Array Performance and Data Protection

Can replication go faster?

 
bubbagump41
Occasional Advisor

Can replication go faster?

Is there any way to speed Nimble replication? It seems there is a relatively hard limit of ~1000Mb/s. I assume replication is a very low priority task to be sure to not impact production traffic, but even in our off hours, replication never gets much past 1000Mb/s and this coming from an AF7000 that can certainly push some IOPS. We don't have any replication QoS configured.

22 REPLIES 22
Valdereth
Trusted Contributor

Re: Can replication go faster?

I haven't run into any replication issues with my deployments but I'm curious to hear the follow up to your question - did you reach out to Nimble Support to see if there is something that could be causing the bandwidth ceiling you're noticing?

bubbagump41
Occasional Advisor

Re: Can replication go faster?

I did open a ticket. They pulled a core dump to see what the deal is. However, I am seeing this same ceiling on all of our 8 or 10 arrays all on 3.7 code. We just upgraded the dev/test array to 3.8.0.1 and the SFAs to 4.3... so I am not sure if we'll maybe see an improvement, but the release notes don't indicate there are any replication fixes. We also have a volume on a CS5000 that will only replicate at like 200MB/s when other volumes on the array replicate at that mystery 1000Mb/s ceiling. It's all somewhat strange.

bubbagump41
Occasional Advisor

Re: Can replication go faster?

I should also mention we have AFs, which I would expect to replicate very quickly... but nope. Same ~800-1000MB/s ceiling.

Valdereth
Trusted Contributor

Re: Can replication go faster?

With synchronous replication on the horizon I would imagine any throughput bottlenecks within NOS or controllers will be actively addressed.  I know Nimble has plenty of service providers that accept replication points from customers so I'm hopeful they'll be able to point you in the right direction on how to exceed the cap.  Thank you for the update!

gregbuchner79
New Member

Re: Can replication go faster?

It doesn't specify in the specs, but are the management ports 1 GbE? Usually replication is configured to run through those ports. That would definitely limit your replication speed if they are.

milovanov88
Advisor

Re: Can replication go faster?

bubbagump

Thank you for posting this question. I am glad you have opened the support case, Nimble Storage Support should be able to provide you with the answer to your question using the Support data and statistics coming from arrays.

Without seeing your statistics, i would like to at least provide some guidance regarding your question.

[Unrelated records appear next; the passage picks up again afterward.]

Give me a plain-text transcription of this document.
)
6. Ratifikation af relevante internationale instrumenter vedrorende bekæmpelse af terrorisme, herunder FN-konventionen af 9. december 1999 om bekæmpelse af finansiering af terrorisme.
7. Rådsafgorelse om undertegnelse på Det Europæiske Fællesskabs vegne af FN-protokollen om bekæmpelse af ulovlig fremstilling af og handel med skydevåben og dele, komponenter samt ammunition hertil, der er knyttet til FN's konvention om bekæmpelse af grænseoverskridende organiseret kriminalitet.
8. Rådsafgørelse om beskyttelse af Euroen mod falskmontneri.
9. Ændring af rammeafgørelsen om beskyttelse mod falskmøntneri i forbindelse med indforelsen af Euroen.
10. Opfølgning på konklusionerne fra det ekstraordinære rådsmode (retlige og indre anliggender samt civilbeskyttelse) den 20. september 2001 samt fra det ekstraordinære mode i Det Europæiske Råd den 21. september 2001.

Yes, there are system resource constraints and design limitations in replication engine. The majority of that particular scenario occurs when the data is randomly written on the RAID, making the replication message read requests take more time, even from SSD'd. While the "slow blocks" are retrieved, any other problem (network congestion or packet loss) which could exist will degrade performance even more since the messages will not be sent out at the right time (or have to be re-transmitted) and system cannot continue moving through to next blocks until data in TCP buffer moves to network.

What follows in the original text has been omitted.